Even then, the experienced secretary would sometimes fulfil her wish without angering the grandpas and without disappointing the child.

The child loved the story of little angel, told by her secretary.

Opening the wings that shine, wandering in the realms of stars, amidst the noise of crickets, showering of flowers, the little angel would perform miracles, which the little one loved dearly.

Whenever her mother put on her the little angel dress brought by her brother, the child would beg the secretary repeatedly to tell the story of the little angel. She had begun imagining herself as a little angel flying into stars, shooting towards the moon, playing trapeze in the high skies, running on the pillowy clouds, and sliding over rainbows.

And then the child’s imagination ran contrary to the dreams and ideals of all others.

One day…

The young couple had gone out.

The grandpas had gone marketing.

The maternal grandma and the paternal grandma were seriously discussing what sort of mangoes to pick up for making pickle.

The obedient cook was also reciting his own experiences.

The docile servants were attentively listening to them.

It was time for the child to practice dancing.

That day she was in her favourite little angel dress.

The secretary had to get the child ready for the dance.

While playing the hide and seek with her, the child had climbed the stairs and was on the terrace of the spacious building.

The secretary and behind her, the dance teacher had started searching for the child.

After reaching the terrace the child slowly approached the parapet wall. The wide beautiful world made its appearance suddenly in front of her eyes.

The child’s eyes moved across the spacious building, over the swimming pool, over the tennis court, leaped over the boundary wall and focussed on the playground. In the ground, some children were playing. Their running and leaping, joyous laughter and carefree shouting had attracted the child. The multi-coloured kites they were flying moved in the blue sky like boats.

The child had stood there in open-eyed wonder.

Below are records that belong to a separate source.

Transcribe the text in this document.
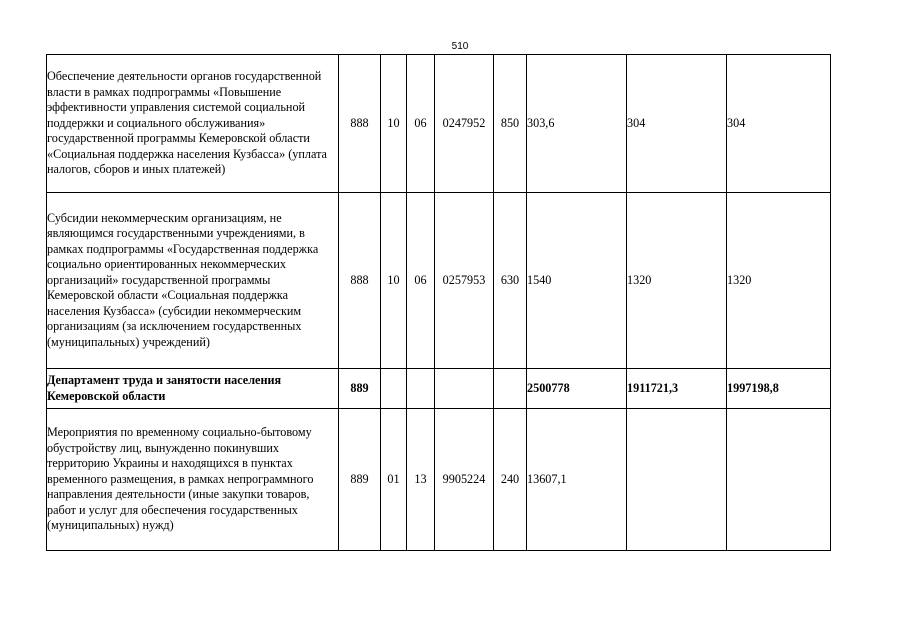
510
Обеспечение деятельности органов государственной власти в рамках подпрограммы «Повышение эффективности управления системой социальной поддержки и социального обслуживания» государственной программы Кемеровской области «Социальная поддержка населения Кузбасса» (уплата налогов, сборов и иных платежей)	888	10	06	0247952	850	303,6	304	304
Субсидии некоммерческим организациям, не являющимся государственными учреждениями, в рамках подпрограммы «Государственная поддержка социально ориентированных некоммерческих организаций» государственной программы Кемеровской области «Социальная поддержка населения Кузбасса» (субсидии некоммерческим организациям (за исключением государственных (муниципальных) учреждений)	888	10	06	0257953	630	1540	1320	1320
Департамент труда и занятости населения Кемеровской области	889					2500778	1911721,3	1997198,8
Мероприятия по временному социально-бытовому обустройству лиц, вынужденно покинувших территорию Украины и находящихся в пунктах временного размещения, в рамках непрограммного направления деятельности (иные закупки товаров, работ и услуг для обеспечения государственных (муниципальных) нужд)	889	01	13	9905224	240	13607,1		
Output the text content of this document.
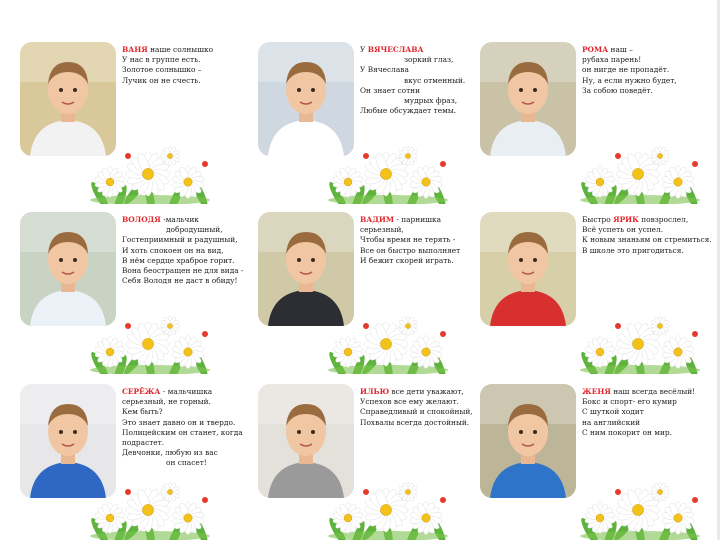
ВАНЯ наше солнышко
У нас в группе есть.
Золотое солнышко –
Лучик он не счесть.
У ВЯЧЕСЛАВА
зоркий глаз,
У Вячеслава
вкус отменный.
Он знает сотни
мудрых фраз,
Любые обсуждает темы.
РОМА наш –
рубаха парень!
он нигде не пропадёт.
Ну, а если нужно будет,
За собою поведёт.
ВОЛОДЯ -мальчик
добродушный,
Гостеприимный и радушный,
И хоть спокоен он на вид,
В нём сердце храброе горит.
Вона беостращен не для вида -
Себя Володя не даст в обиду!
ВАДИМ - парнишка
серьезный,
Чтобы время не терять -
Все он быстро выполняет
И бежит скорей играть.
Быстро ЯРИК повзрослел,
Всё успеть он успел.
К новым знаньям он стремиться.
В школе это пригодиться.
СЕРЁЖА - мальчишка
серьезный, не горный.
Кем быть?
Это знает давно он и твердо.
Полицейским он станет, когда
подрастет.
Девчонки, любую из вас
он спасет!
ИЛЬЮ все дети уважают,
Успехов все ему желают.
Справедливый и спокойный,
Похвалы всегда достойный.
ЖЕНЯ наш всегда весёлый!
Бокс и спорт- его кумир
С шуткой ходит
на английский
С ним покорит он мир.
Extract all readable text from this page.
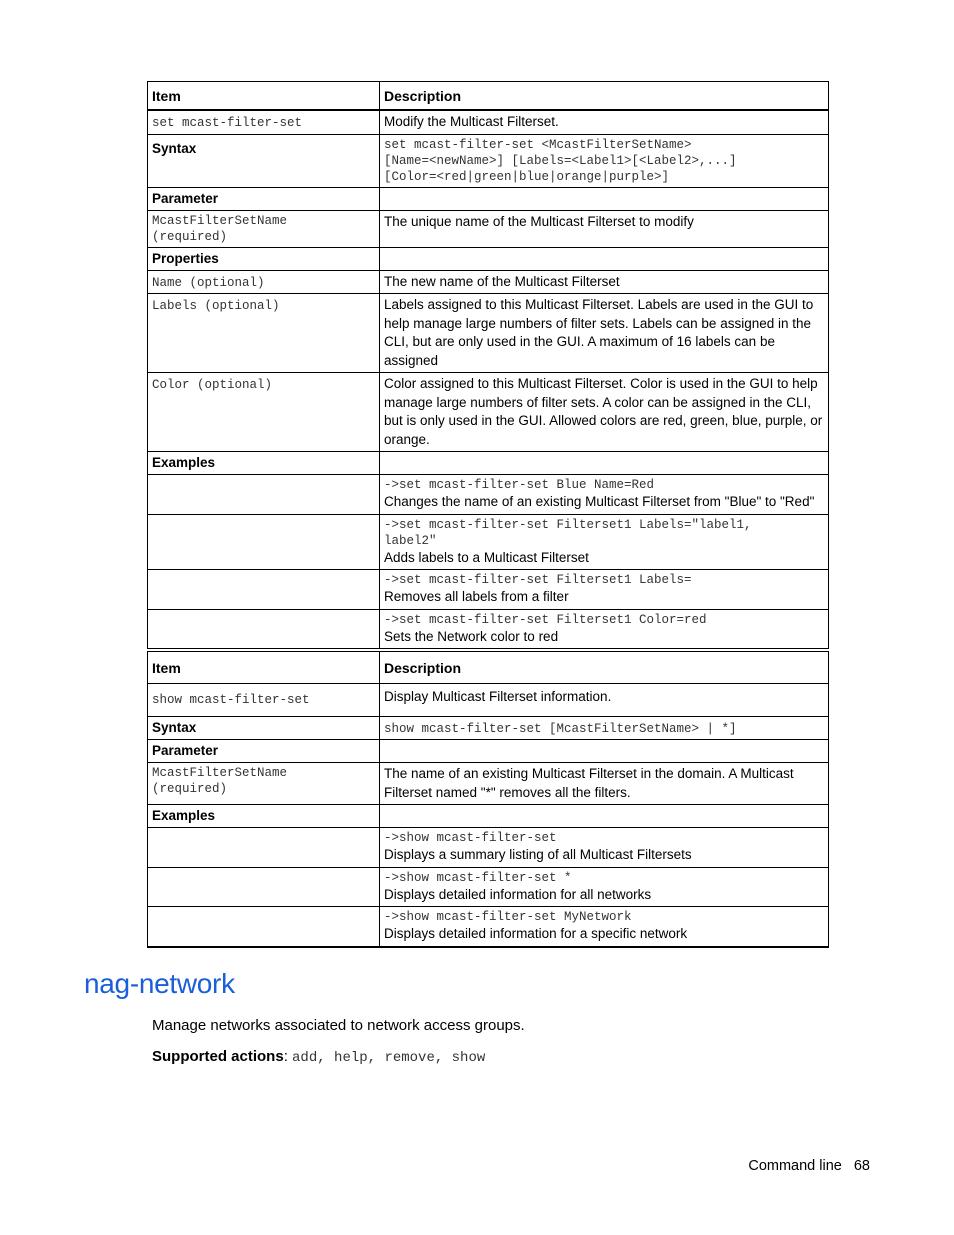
Item	Description
set mcast-filter-set	Modify the Multicast Filterset.
Syntax	set mcast-filter-set <McastFilterSetName>
[Name=<newName>] [Labels=<Label1>[<Label2>,...]
[Color=<red|green|blue|orange|purple>]

Parameter	

McastFilterSetName
(required)	The unique name of the Multicast Filterset to modify
Properties	
Name (optional)	The new name of the Multicast Filterset
Labels (optional)	Labels assigned to this Multicast Filterset. Labels are used in the GUI to help manage large numbers of filter sets. Labels can be assigned in the CLI, but are only used in the GUI. A maximum of 16 labels can be assigned
Color (optional)	Color assigned to this Multicast Filterset. Color is used in the GUI to help manage large numbers of filter sets. A color can be assigned in the CLI, but is only used in the GUI. Allowed colors are red, green, blue, purple, or orange.
Examples	

	->set mcast-filter-set Blue Name=Red
Changes the name of an existing Multicast Filterset from "Blue" to "Red"

	->set mcast-filter-set Filterset1 Labels="label1,
label2"
Adds labels to a Multicast Filterset

	->set mcast-filter-set Filterset1 Labels=
Removes all labels from a filter

	->set mcast-filter-set Filterset1 Color=red
Sets the Network color to red
Item	Description
show mcast-filter-set	Display Multicast Filterset information.
Syntax	show mcast-filter-set [McastFilterSetName> | *]
Parameter	

McastFilterSetName
(required)	The name of an existing Multicast Filterset in the domain. A Multicast Filterset named "*" removes all the filters.
Examples	

	->show mcast-filter-set
Displays a summary listing of all Multicast Filtersets

	->show mcast-filter-set *
Displays detailed information for all networks

	->show mcast-filter-set MyNetwork
Displays detailed information for a specific network
nag-network

Manage networks associated to network access groups.

Supported actions: add, help, remove, show

Command line 68
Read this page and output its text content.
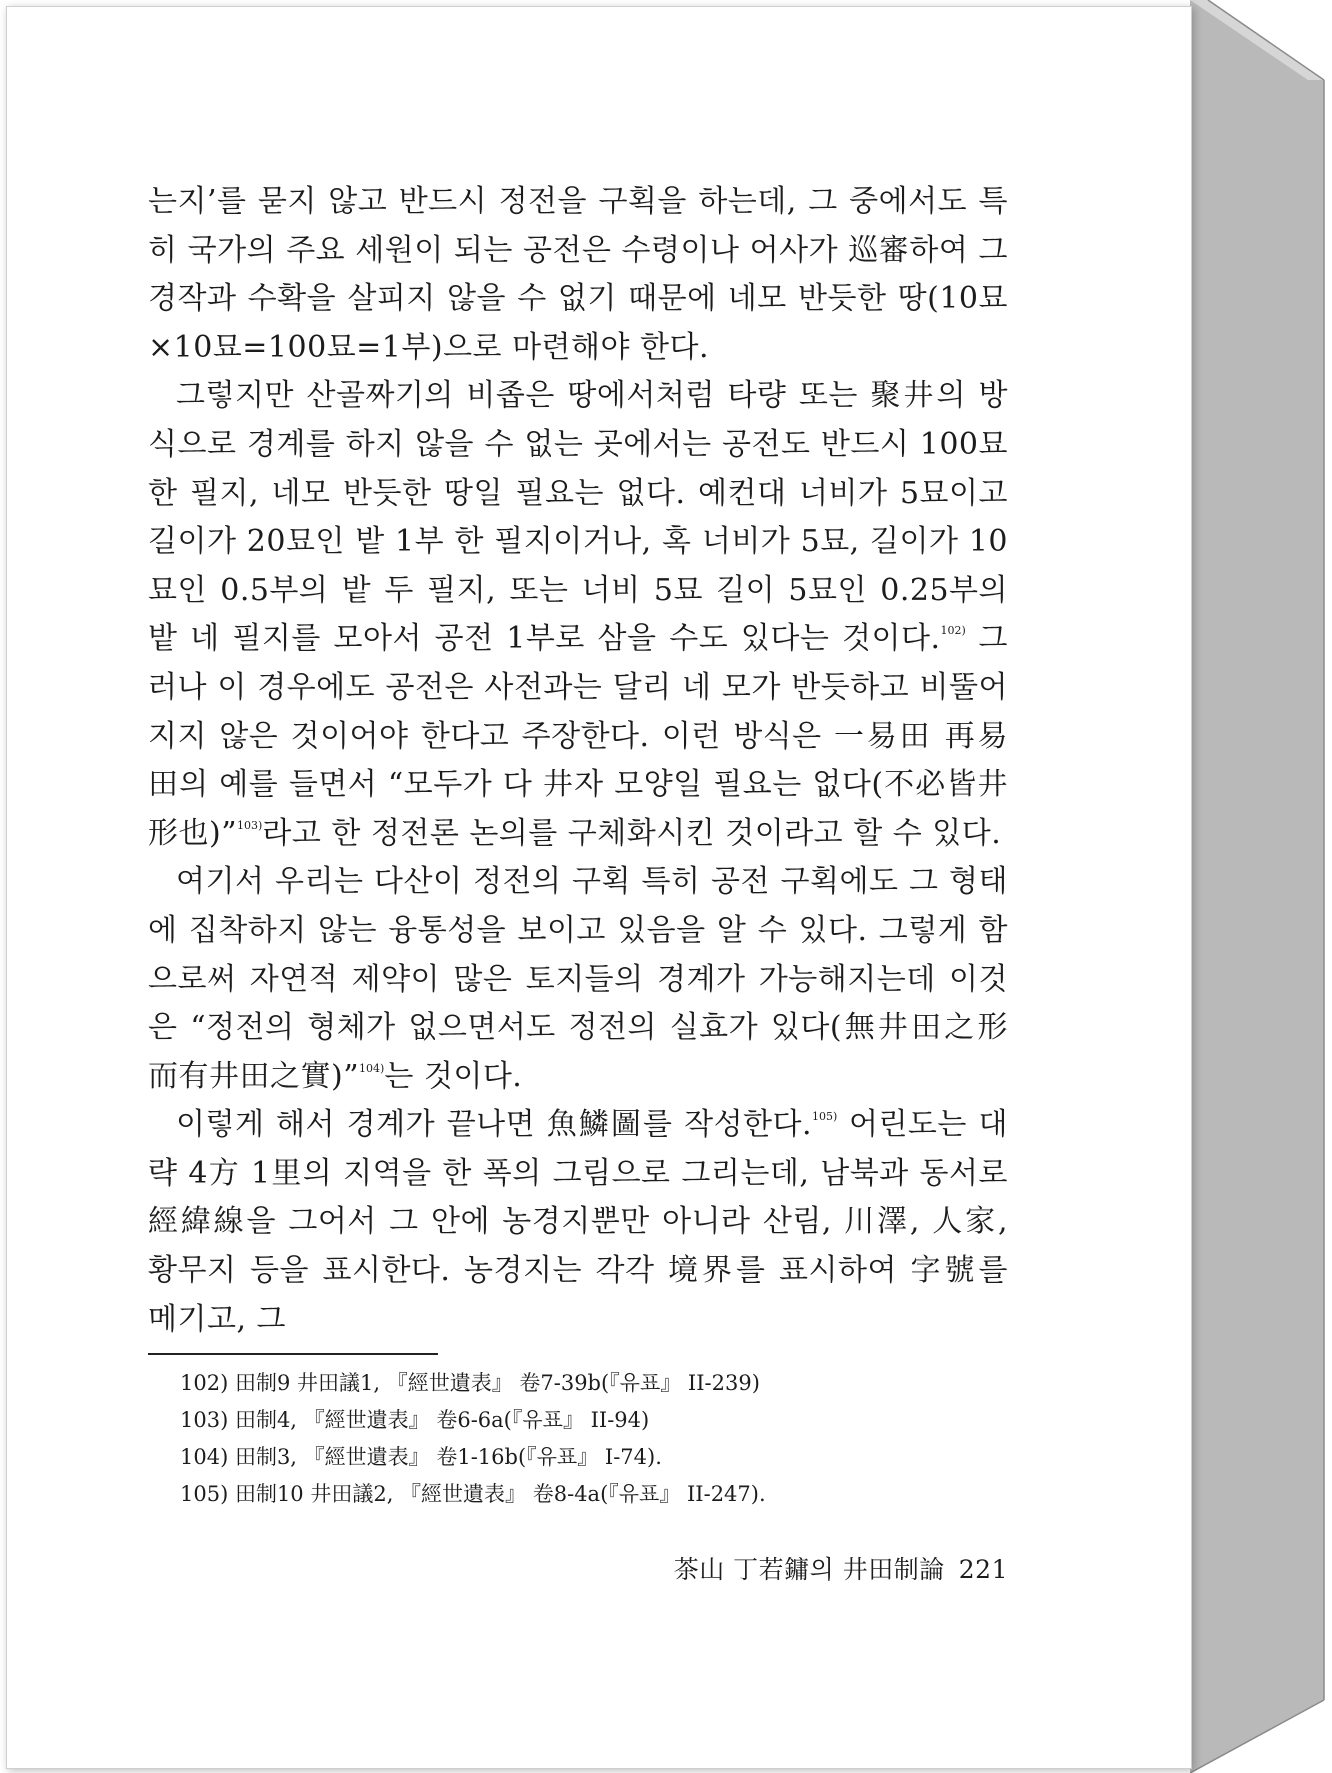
는지’를 묻지 않고 반드시 정전을 구획을 하는데, 그 중에서도 특히 국가의 주요 세원이 되는 공전은 수령이나 어사가 巡審하여 그 경작과 수확을 살피지 않을 수 없기 때문에 네모 반듯한 땅(10묘×10묘=100묘=1부)으로 마련해야 한다.

그렇지만 산골짜기의 비좁은 땅에서처럼 타량 또는 聚井의 방식으로 경계를 하지 않을 수 없는 곳에서는 공전도 반드시 100묘 한 필지, 네모 반듯한 땅일 필요는 없다. 예컨대 너비가 5묘이고 길이가 20묘인 밭 1부 한 필지이거나, 혹 너비가 5묘, 길이가 10묘인 0.5부의 밭 두 필지, 또는 너비 5묘 길이 5묘인 0.25부의 밭 네 필지를 모아서 공전 1부로 삼을 수도 있다는 것이다.$^{102)}$ 그러나 이 경우에도 공전은 사전과는 달리 네 모가 반듯하고 비뚤어지지 않은 것이어야 한다고 주장한다. 이런 방식은 一易田 再易田의 예를 들면서 “모두가 다 井자 모양일 필요는 없다(不必皆井形也)”$^{103)}$라고 한 정전론 논의를 구체화시킨 것이라고 할 수 있다.

여기서 우리는 다산이 정전의 구획 특히 공전 구획에도 그 형태에 집착하지 않는 융통성을 보이고 있음을 알 수 있다. 그렇게 함으로써 자연적 제약이 많은 토지들의 경계가 가능해지는데 이것은 “정전의 형체가 없으면서도 정전의 실효가 있다(無井田之形 而有井田之實)”$^{104)}$는 것이다.

이렇게 해서 경계가 끝나면 魚鱗圖를 작성한다.$^{105)}$ 어린도는 대략 4方 1里의 지역을 한 폭의 그림으로 그리는데, 남북과 동서로 經緯線을 그어서 그 안에 농경지뿐만 아니라 산림, 川澤, 人家, 황무지 등을 표시한다. 농경지는 각각 境界를 표시하여 字號를 메기고, 그

102) 田制9 井田議1, 『經世遺表』 卷7-39b(『유표』 II-239)
103) 田制4, 『經世遺表』 卷6-6a(『유표』 II-94)
104) 田制3, 『經世遺表』 卷1-16b(『유표』 I-74).
105) 田制10 井田議2, 『經世遺表』 卷8-4a(『유표』 II-247).
茶山 丁若鏞의 井田制論 221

She wanted to somersault with the children in the grass, to build sand castles, to heap pebbles, and to play hide and seek.

And then the cool evening while parting sent up the full moon.

The studded sky-bright moonlight- the child had forgotten herself and could not shut her eyes.

Some wonderful experience flooded her being.

In the little angel dress, looking like a jasmine just blossomed, the child breathed and filled her lungs with air.

The shining sleeves of the dress stitched like wings, she stretched like the little angel, like a legendary bird and flew straight across the ground towards stars with abandon.

And just then the young couple had returned and was about to step into the house.

The child fell right in front of their feet like a string of crossandra flowers.

The young woman screamed.

The young man had bundled into his hands the red heap, which until then shone like a little angel and ran out.

Following him, the terrified young woman.

Behind her the agitated grandpas.

The shaking grandmas.

The writhing secretary, the startled teacher, master, coaches, servants and everyone else.

All began running…

The child to hospital. The story to Kanchi.

But we…?

***

Telugu Story : Chandra Latha Translated by Dr. C.L.L.Jaya Prada

Published in: Sarasa ,A literary Acedemic magazine.